2027年からマクラーレンの新型LMDh車両をドライブすることが明らかとなったミケル・イェンセン 2027年のWEC世界耐久選手権でのハイパーカープログラムに向けてマクラーレンに新加入したミケル・イェンセンは、同ブランドの歴史、その「ハングリー精神」、そして新たな挑戦への渇望が、このプログラムへの参加を決意した決め手となったと語った。
■「キャリアの黄金期」に訪れたチャンス
このデンマーク出身ドライバーは1月13日、マクラーレンのスポーツカーレース最高峰クラスへの復帰における最初の契約ドライバーとして発表された。イェンセンはプジョー9X8で3年半のキャリアを積み、昨年の富士スピードウェイ戦では2位を獲得するなど、3度の表彰台を手にしている。

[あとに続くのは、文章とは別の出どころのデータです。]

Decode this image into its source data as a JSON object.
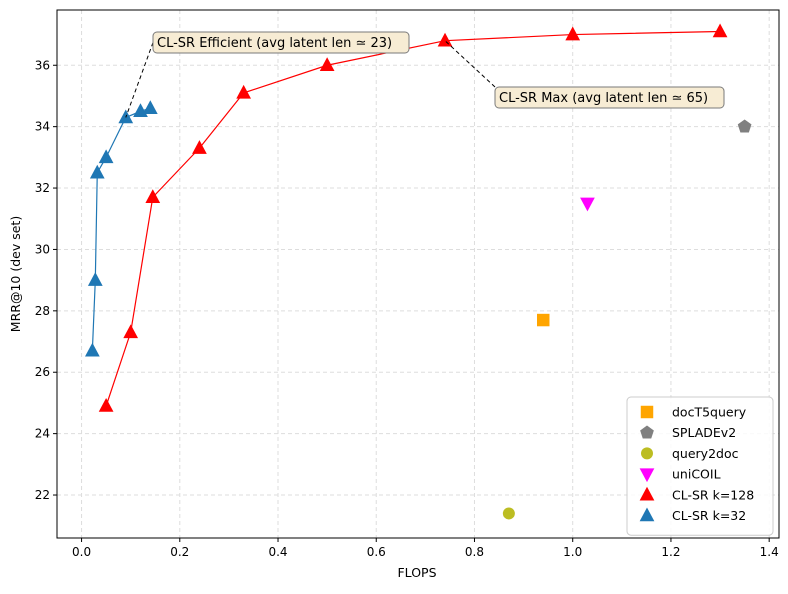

そのため、イェンセンは環境を変える絶好のタイミングだと感じ、マクラーレンがまだ名前が決まっていないLMDhマシンでハイパーカーに参戦するという決定を聞いた瞬間から、興味を持ったという。
プジョーからの離脱について尋ねられたイェンセンは、「そこには多くのことがあった。ハイパーカーでの経験を踏まえ、新たな挑戦をする時が来たと感じた」と語った。
「マクラーレンからの発表を見た時、ブランドの歴史、1995年のル・マン優勝、F1での成功などを考えると、ここにはハングリー精神が溢れているのが分かった。誰もが勝ちたいと思っており、僕も勝ちたい。だから、まさにぴったりだと感じたんだ」
「話し合いを始めてから、すべての点で良い方向へ進んでいたと思う。素晴らしいマッチングで、とても興奮している」
イェンセンは、以前の所属先でのパフォーマンスに「あまり満足していなかった」と認め、マクラーレンがハイパーカー参戦を表明した時点ですでに選択肢として検討していたという。
「表現するのは難しい」と彼は付け加えた。
「僕もキャリアの黄金期にいる。ちょうど31歳になったばかりで、耐久レースドライバーとしては良い年齢だ」
「自分が当然得るべき成功を収められず、まだレースに勝てていなかったので、周囲を見回し始めた。マクラーレンがこのプロジェクトを発表した時、好奇心を持ったのは当然のことだった」
「耐久レースにおけるこのブランドの歴史は、言うまでもなく非常に魅力的だ。移行は自然な流れで、キャリアを変える時が来たと思った。そして、ここが僕にとって最適な場所だと思っている」
マクラーレンは、昨年のル・マン24時間レースでプログラムの詳細が発表された直後から、新型マシンのシミュレーター開発に着手している。
イェンセンは、11月初旬のバーレーンでのWECシーズン最終戦を最後にプジョーでの契約を終えるとすぐに、そのプロジェクトに携わり始めた。
マクラーレン・エンデュランス・レーシングのチーム代表であるジェームズ・バークレーは、すでに契約は最終段階にあり、近日中に新たなドライバーを発表する予定であることを明らかにしている。